If you are authenticating off radius the profile the profile then only contains the ta.key preauth key, as well as the server certs and settings. So multiple people (or:and office) can use a single profile with their unique credentials. I believe this may be succeptable to having the password cached in memory though as it will auto reconnect on failure. 

The default on the server setups also only allow a single active connection per user. There is a checkbox (in the pfsense server config page) to override this. It’s important to be congnizant of because there’s nothing stopping someone from using the same profile and radius creds on two devices (say a phone and computer) and the behavior they will see if just constant disconnects and reconnects. 

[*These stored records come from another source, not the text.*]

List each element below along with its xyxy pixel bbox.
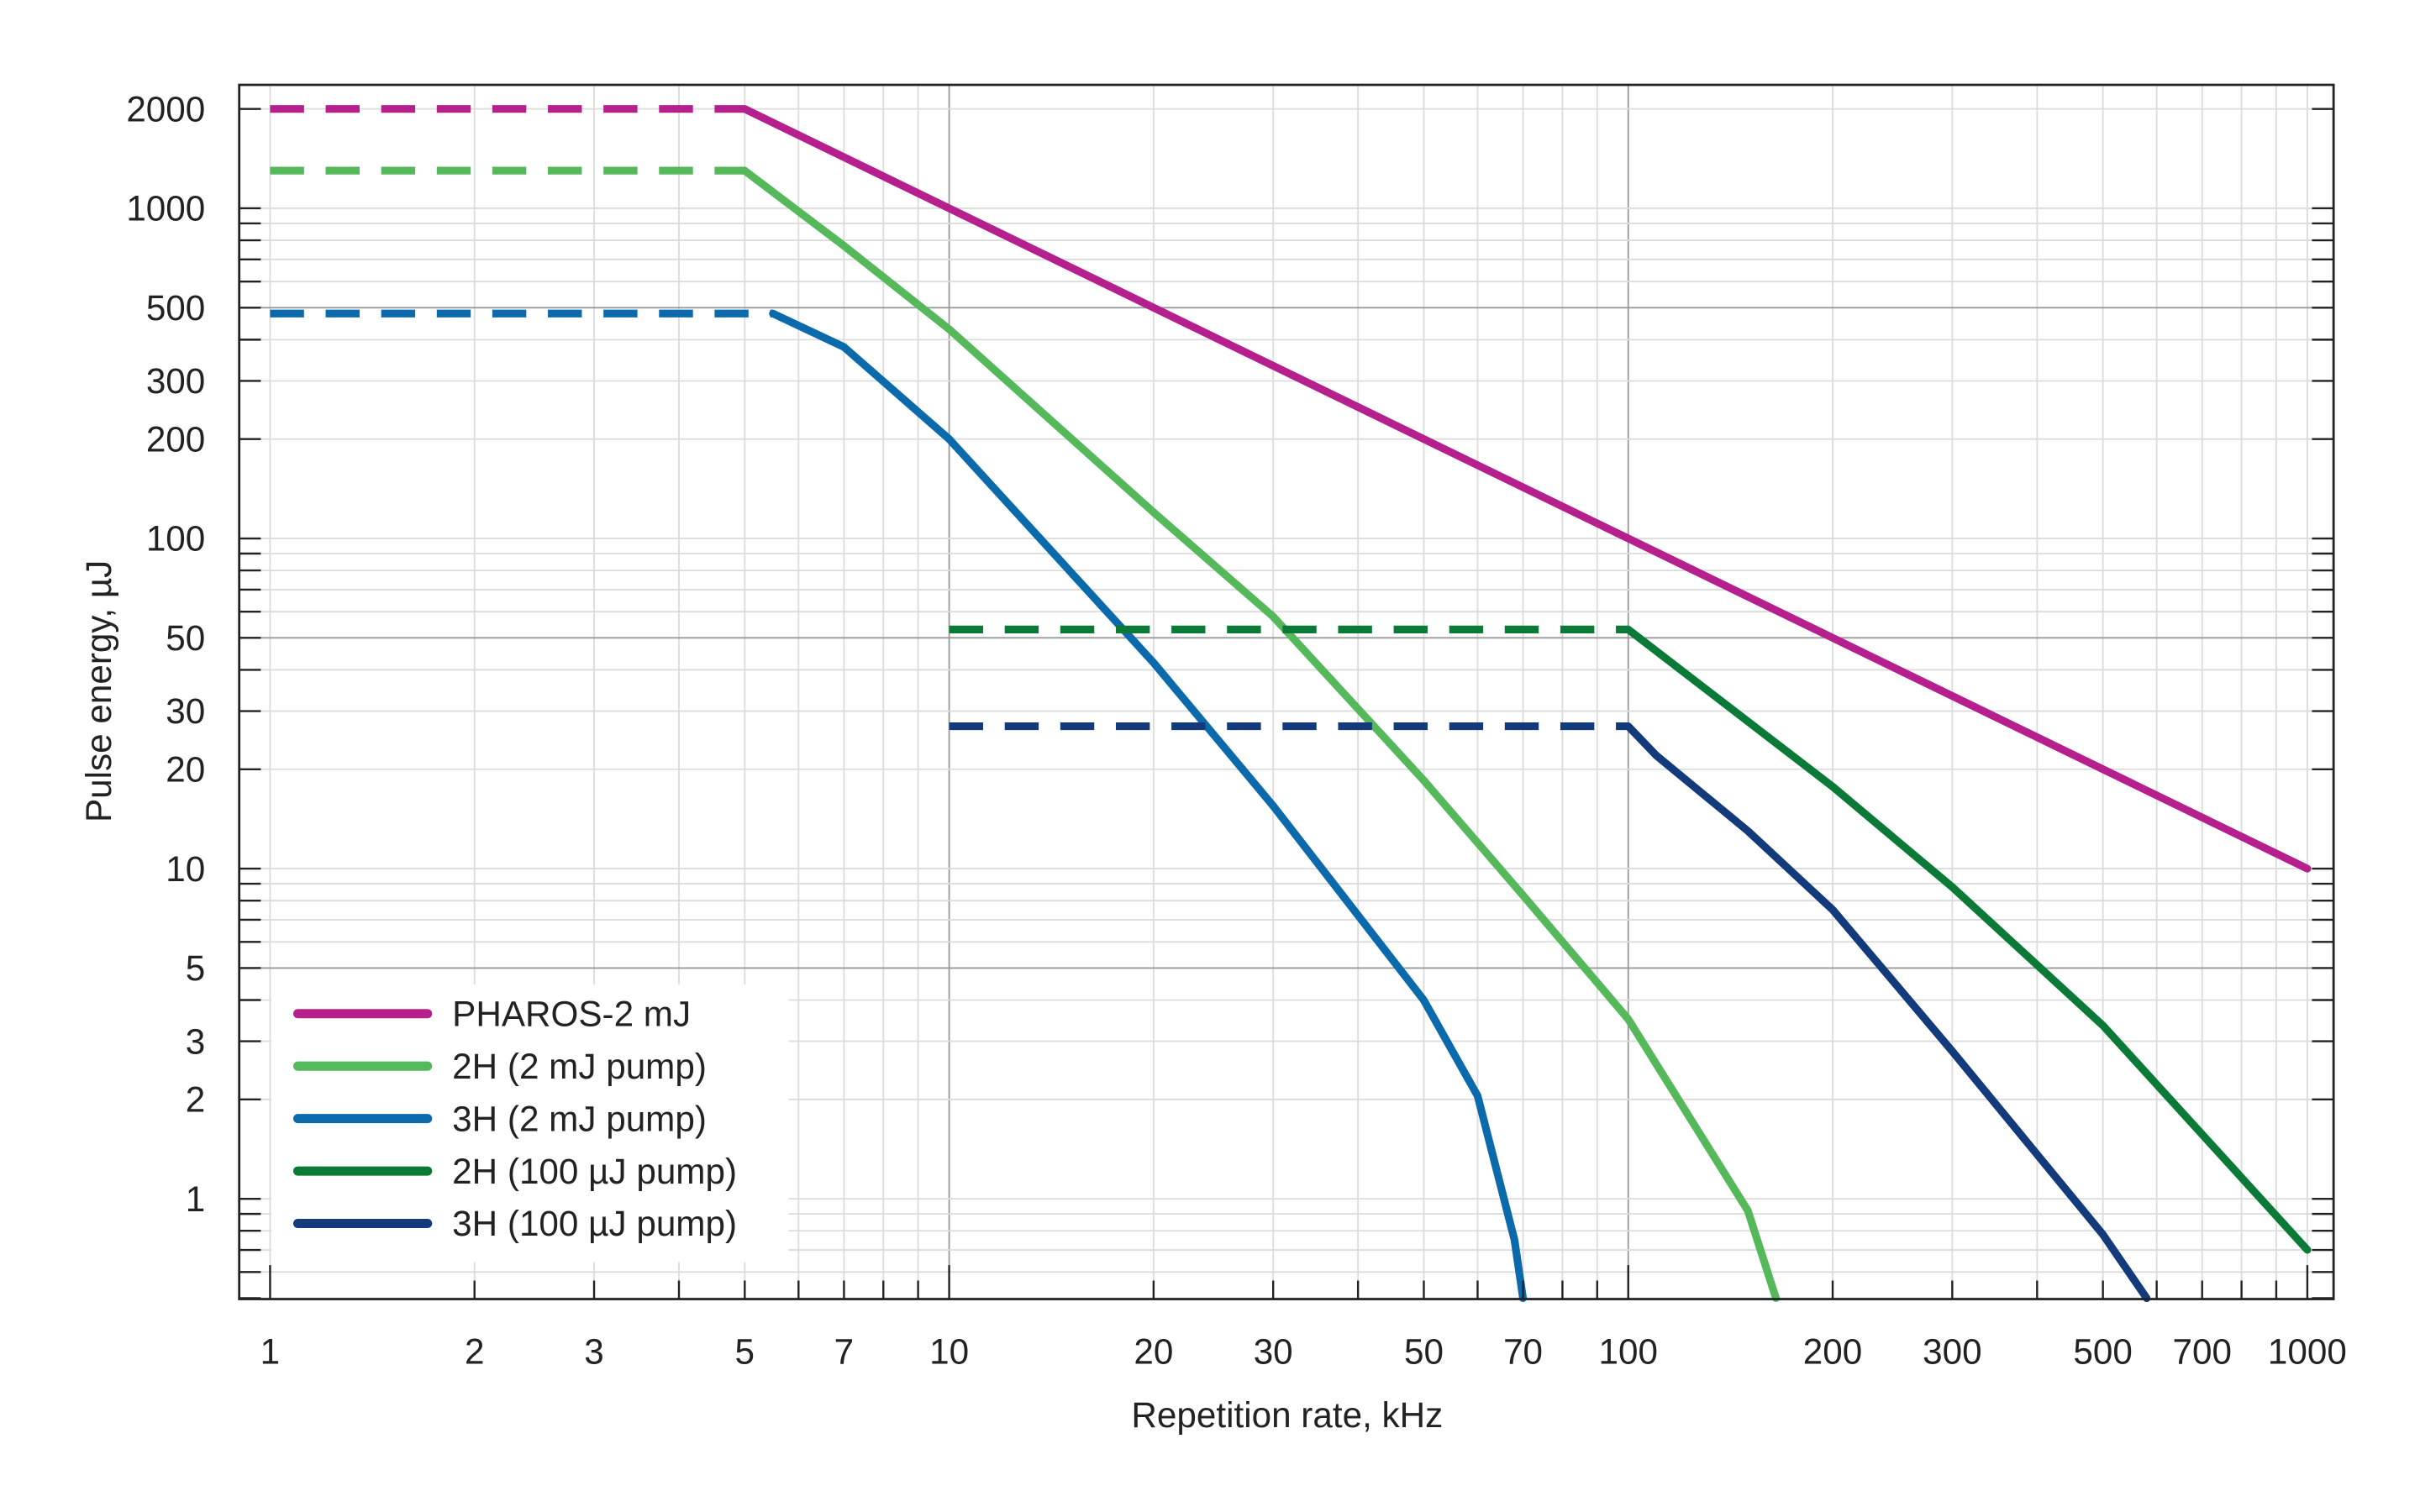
y-tick-label: 50	[166, 618, 205, 658]
y-tick-label: 30	[166, 691, 205, 731]
y-tick-label: 100	[146, 519, 205, 559]
grid	[239, 85, 2334, 1299]
axis-ticks: 1 2 3 5 7 10 20 30 50 70 100 200 300 500 700 1000 2000 10…	[126, 89, 2347, 1371]
legend-label: 3H (100 µJ pump)	[452, 1204, 737, 1243]
series-pharos-2-mj	[740, 105, 2312, 873]
y-tick-label: 2000	[126, 89, 205, 129]
series-3h-100-j-pump	[1624, 722, 2151, 1303]
y-tick-label: 20	[166, 749, 205, 789]
series-2h-2-mj-pump	[740, 166, 1781, 1303]
x-tick-label: 1	[260, 1332, 281, 1372]
y-tick-label: 5	[186, 948, 206, 988]
x-tick-label: 20	[1134, 1332, 1173, 1372]
legend: PHAROS-2 mJ 2H (2 mJ pump) 3H (2 mJ pump) 2…	[271, 984, 789, 1263]
y-axis-label: Pulse energy, µJ	[79, 560, 118, 822]
x-axis-label: Repetition rate, kHz	[1131, 1395, 1443, 1435]
x-tick-label: 3	[584, 1332, 604, 1372]
legend-label: 3H (2 mJ pump)	[452, 1099, 707, 1138]
y-tick-label: 500	[146, 288, 205, 328]
y-tick-label: 1	[186, 1179, 206, 1219]
series-lines	[270, 105, 2312, 1303]
x-tick-label: 2	[465, 1332, 484, 1372]
x-tick-label: 5	[735, 1332, 755, 1372]
x-tick-label: 1000	[2268, 1332, 2347, 1372]
y-tick-label: 200	[146, 419, 205, 459]
x-tick-label: 50	[1404, 1332, 1444, 1372]
y-tick-label: 3	[186, 1021, 206, 1061]
x-tick-label: 7	[834, 1332, 855, 1372]
series-3h-2-mj-pump	[769, 309, 1528, 1303]
legend-label: 2H (2 mJ pump)	[452, 1047, 707, 1086]
y-tick-label: 1000	[126, 189, 205, 228]
legend-label: PHAROS-2 mJ	[452, 994, 691, 1033]
x-tick-label: 700	[2172, 1332, 2231, 1372]
x-tick-label: 200	[1803, 1332, 1862, 1372]
y-tick-label: 10	[166, 849, 205, 889]
x-tick-label: 500	[2073, 1332, 2132, 1372]
x-tick-label: 10	[929, 1332, 969, 1372]
x-tick-label: 30	[1254, 1332, 1293, 1372]
legend-label: 2H (100 µJ pump)	[452, 1152, 737, 1191]
x-tick-label: 70	[1503, 1332, 1543, 1372]
y-tick-label: 300	[146, 361, 205, 401]
x-tick-label: 100	[1599, 1332, 1658, 1372]
x-tick-label: 300	[1923, 1332, 1981, 1372]
plot-frame	[238, 83, 2335, 1300]
y-tick-label: 2	[186, 1080, 206, 1120]
series-2h-100-j-pump	[1624, 625, 2312, 1254]
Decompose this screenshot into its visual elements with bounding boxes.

On Fri, Jun 14, 2019 at 11:55 AM Jasper Backer <jasper@jbacker.nl> wrote:

Just wondering, is the client export actually tied to the logged in user, or can every user download all other VPN profiles (which hopefully are of little use as credentials are likely unknown)? It used to be that way, would be nice if it is tied to just the logged in user.

Cheers,

Jasper

On 13-06-19 20:06, Matt Harris wrote:
On Thu, Jun 13, 2019 at 12:59 PM Mark Tinka <mark.tinka@seacom.mu> wrote:

OpenVPN in pfSense?

We run tons of these around the world.

Mark.


With the client config generator package, "openvpn-client-export", installed, this is imho the best option for an end-user VPN. pfSense has a much nicer UI than OpenVPN AS, and that UI also supports other things you might need (like routing protocols via bird or quagga, managing the firewall, etc) as well. I can't see any reason to pay money for OpenVPN AS when you compare it to what you get for free with pfSense.  The NetGate pfSense appliances are quite nicely spec'd, too, if you just have cash burning a hole in your pocket.  It also easily ties in OpenVPN authentication to RADIUS or LDAP, and getting it working with Active Directory on the backend is trivially simple.